A mid-tier artist can make tens of thousands of dollars for a single festival appearance. Plus, there’s often a nice hotel on site; there’s media buzz created by all the artists who are performing; and the festival does its own promotion and ticket sales, so the artist doesn’t have to work as hard to fill the seats.
Kettles says festivals are what you put up on the calendar first as anchor dates.
“Anchor dates can also be big cities like New York, Washington, Chicago, Dallas,” says Kettles. “And then you fill in with the Davenports, Toledos, Daytons — whatever.”
Kettles and other band-tour-planners say those in-between venues should be a manageable drive from each other, and most artists want a day off after they’ve performed several days in a row. Picking specific concert halls or clubs that have a history of drawing for the specific artist or for her/his genre of music is a plus. So is having some fans in the area that the artist can try to bring in through social media.
Still, says Kettles, dates between anchor performances can still be duds. Certain nights — like Tuesday and Wednesday — can be particularly hard to draw a big crowd.
“Playing for 50 people? Oh, yeah,” says Kettles, “you always end up playing for the sound man, the bartender and the waitress at one point. And it is sort of disheartening.”
The way tour dates are typically arranged, the venue offers the band a base payment, called the “guarantee.” It can range from a few hundred dollars to thousands or tens of thousands, depending on the size of the venue and the fame of the artist. The artist then often receives a percentage of ticket sales in addition to the guarantee, once the venue has taken a set cut for its expenses and profit.
The soul artist D'Angelo and his band The Vanguard is on a very successful world tour this summer, and played to a 1,500-person sold-out crowd in Portland, Oregon, in August before continuing on to Seattle and Japan. Tour manager Tina Farris says festivals are good, easy money, but it's the smaller cities and venues the artist plays in between that can make or break a tour.
“You do smaller shows to fill in those days off so you can keep your same staff on tour, otherwise you’re just spending money and not getting anything back," says Farris. “And keeping the smaller shows going is what keeps the mystique about the artist. The festivals are fun and everybody gets to party, but I prefer D’Angelo any day in a 1,500-seat room than a giant festival.” And she says with the decline in recorded music sales, touring is no longer optional for artists. “Everybody has to come out and tour to make money. That’s why you see the resurgence of the Eagles, they’re finally doing it, the 'last tour.' George Clinton’s going to do the 'last tour.'”
“It’s the crunch on the middle class,” Johnson says, “it’s hard for bands to make ends meet.” He says a sparsely-sold show may not pay the band enough to cover gas for the tour vans, food, hotel rooms and the crew.

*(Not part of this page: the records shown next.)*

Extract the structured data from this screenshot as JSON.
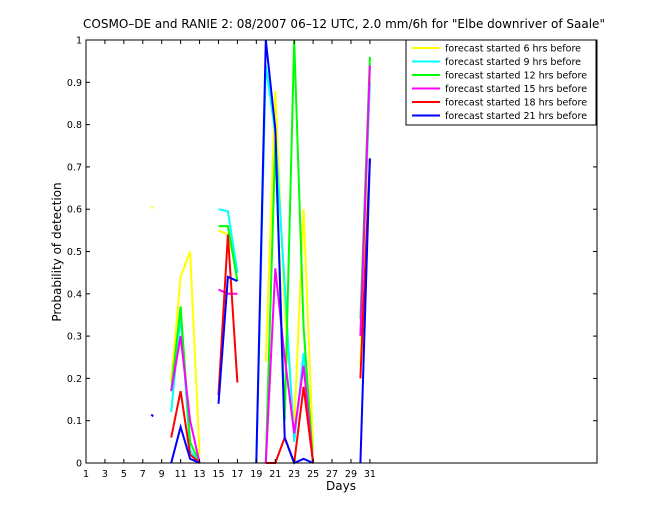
{
  "chart_data": {
    "type": "line",
    "title": "COSMO–DE and RANIE 2: 08/2007 06–12 UTC, 2.0 mm/6h for \"Elbe downriver of Saale\"",
    "xlabel": "Days",
    "ylabel": "Probability of detection",
    "xlim": [
      1,
      55
    ],
    "ylim": [
      0,
      1
    ],
    "xticks": [
      1,
      3,
      5,
      7,
      9,
      11,
      13,
      15,
      17,
      19,
      21,
      23,
      25,
      27,
      29,
      31
    ],
    "yticks": [
      0,
      0.1,
      0.2,
      0.3,
      0.4,
      0.5,
      0.6,
      0.7,
      0.8,
      0.9,
      1
    ],
    "ytick_labels": [
      "0",
      "0.1",
      "0.2",
      "0.3",
      "0.4",
      "0.5",
      "0.6",
      "0.7",
      "0.8",
      "0.9",
      "1"
    ],
    "grid": false,
    "legend_position": "top-right",
    "series": [
      {
        "name": "forecast started 6 hrs before",
        "color": "#ffff00",
        "points": [
          [
            7.9,
            0.605
          ],
          [
            8.1,
            0.603
          ],
          null,
          [
            10,
            0.19
          ],
          [
            11,
            0.44
          ],
          [
            12,
            0.5
          ],
          [
            13,
            0.02
          ],
          null,
          [
            15,
            0.55
          ],
          [
            16,
            0.54
          ],
          [
            17,
            0.45
          ],
          null,
          [
            20,
            0.24
          ],
          [
            21,
            0.88
          ],
          [
            22,
            0.36
          ],
          [
            23,
            0.08
          ],
          [
            24,
            0.6
          ],
          [
            25,
            0.03
          ],
          null,
          [
            30,
            0.23
          ],
          [
            31,
            0.91
          ]
        ]
      },
      {
        "name": "forecast started 9 hrs before",
        "color": "#00ffff",
        "points": [
          [
            10,
            0.12
          ],
          [
            11,
            0.35
          ],
          [
            12,
            0.03
          ],
          [
            13,
            0.0
          ],
          null,
          [
            15,
            0.6
          ],
          [
            16,
            0.595
          ],
          [
            17,
            0.45
          ],
          null,
          [
            19,
            0.0
          ],
          [
            20,
            0.94
          ],
          [
            21,
            0.78
          ],
          [
            22,
            0.42
          ],
          [
            23,
            0.05
          ],
          [
            24,
            0.26
          ],
          [
            25,
            0.0
          ],
          null,
          [
            30,
            0.3
          ],
          [
            31,
            0.9
          ]
        ]
      },
      {
        "name": "forecast started 12 hrs before",
        "color": "#00ff00",
        "points": [
          [
            10,
            0.17
          ],
          [
            11,
            0.37
          ],
          [
            12,
            0.05
          ],
          [
            13,
            0.0
          ],
          null,
          [
            15,
            0.56
          ],
          [
            16,
            0.56
          ],
          [
            17,
            0.43
          ],
          null,
          [
            20,
            0.0
          ],
          [
            21,
            0.76
          ],
          [
            22,
            0.1
          ],
          [
            23,
            1.0
          ],
          [
            24,
            0.32
          ],
          [
            25,
            0.0
          ],
          null,
          [
            30,
            0.34
          ],
          [
            31,
            0.96
          ]
        ]
      },
      {
        "name": "forecast started 15 hrs before",
        "color": "#ff00ff",
        "points": [
          [
            10,
            0.17
          ],
          [
            11,
            0.3
          ],
          [
            12,
            0.1
          ],
          [
            13,
            0.0
          ],
          null,
          [
            15,
            0.41
          ],
          [
            16,
            0.4
          ],
          [
            17,
            0.4
          ],
          null,
          [
            20,
            0.0
          ],
          [
            21,
            0.46
          ],
          [
            22,
            0.25
          ],
          [
            23,
            0.07
          ],
          [
            24,
            0.23
          ],
          [
            25,
            0.0
          ],
          null,
          [
            30,
            0.3
          ],
          [
            31,
            0.94
          ]
        ]
      },
      {
        "name": "forecast started 18 hrs before",
        "color": "#ff0000",
        "points": [
          [
            10,
            0.06
          ],
          [
            11,
            0.17
          ],
          [
            12,
            0.02
          ],
          [
            13,
            0.0
          ],
          null,
          [
            15,
            0.16
          ],
          [
            16,
            0.54
          ],
          [
            17,
            0.19
          ],
          null,
          [
            20,
            0.0
          ],
          [
            21,
            0.0
          ],
          [
            22,
            0.06
          ],
          [
            23,
            0.0
          ],
          [
            24,
            0.18
          ],
          [
            25,
            0.0
          ],
          null,
          [
            30,
            0.2
          ],
          [
            31,
            0.72
          ]
        ]
      },
      {
        "name": "forecast started 21 hrs before",
        "color": "#0000ff",
        "points": [
          [
            7.9,
            0.115
          ],
          [
            8.1,
            0.11
          ],
          null,
          [
            10,
            0.0
          ],
          [
            11,
            0.085
          ],
          [
            12,
            0.01
          ],
          [
            13,
            0.0
          ],
          null,
          [
            15,
            0.14
          ],
          [
            16,
            0.44
          ],
          [
            17,
            0.43
          ],
          null,
          [
            19,
            0.0
          ],
          [
            20,
            1.0
          ],
          [
            21,
            0.79
          ],
          [
            22,
            0.06
          ],
          [
            23,
            0.0
          ],
          [
            24,
            0.01
          ],
          [
            25,
            0.0
          ],
          null,
          [
            30,
            0.0
          ],
          [
            31,
            0.72
          ]
        ]
      }
    ]
  }
}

That’s why bands just starting out sometimes try to stay with friends or fans along the way.
Johnson says a band that’s invited to open for a big act on tour might be paid as little as $250 or $300 dollars per gig. Still, the tour could be worth it — to help the opening band build buzz, sell merchandise and get people who hear them live to pay to download their music later.
He knows of one up-and-coming bluegrass-Americana band, he says, that “got an opportunity to open up on a national tour for one of the heaviest hitters in bluegrass-Americana. That tour has opened up all of the East Coast markets to them, it was undoubtedly the best plan. But they lost at least $8,000 to $10,000 in a month.”
Our conclusion: Where a band stops on a tour is about the money — especially when the artist can line up several lucrative festivals that don’t require much additional marketing and expense on the artist’s part. But money isn’t the only consideration in tour planning. Bands may chose to fill in a tour calendar with venues that aren’t guaranteed to pay top dollar, but can provide exposure, new fans, media and social media buzz.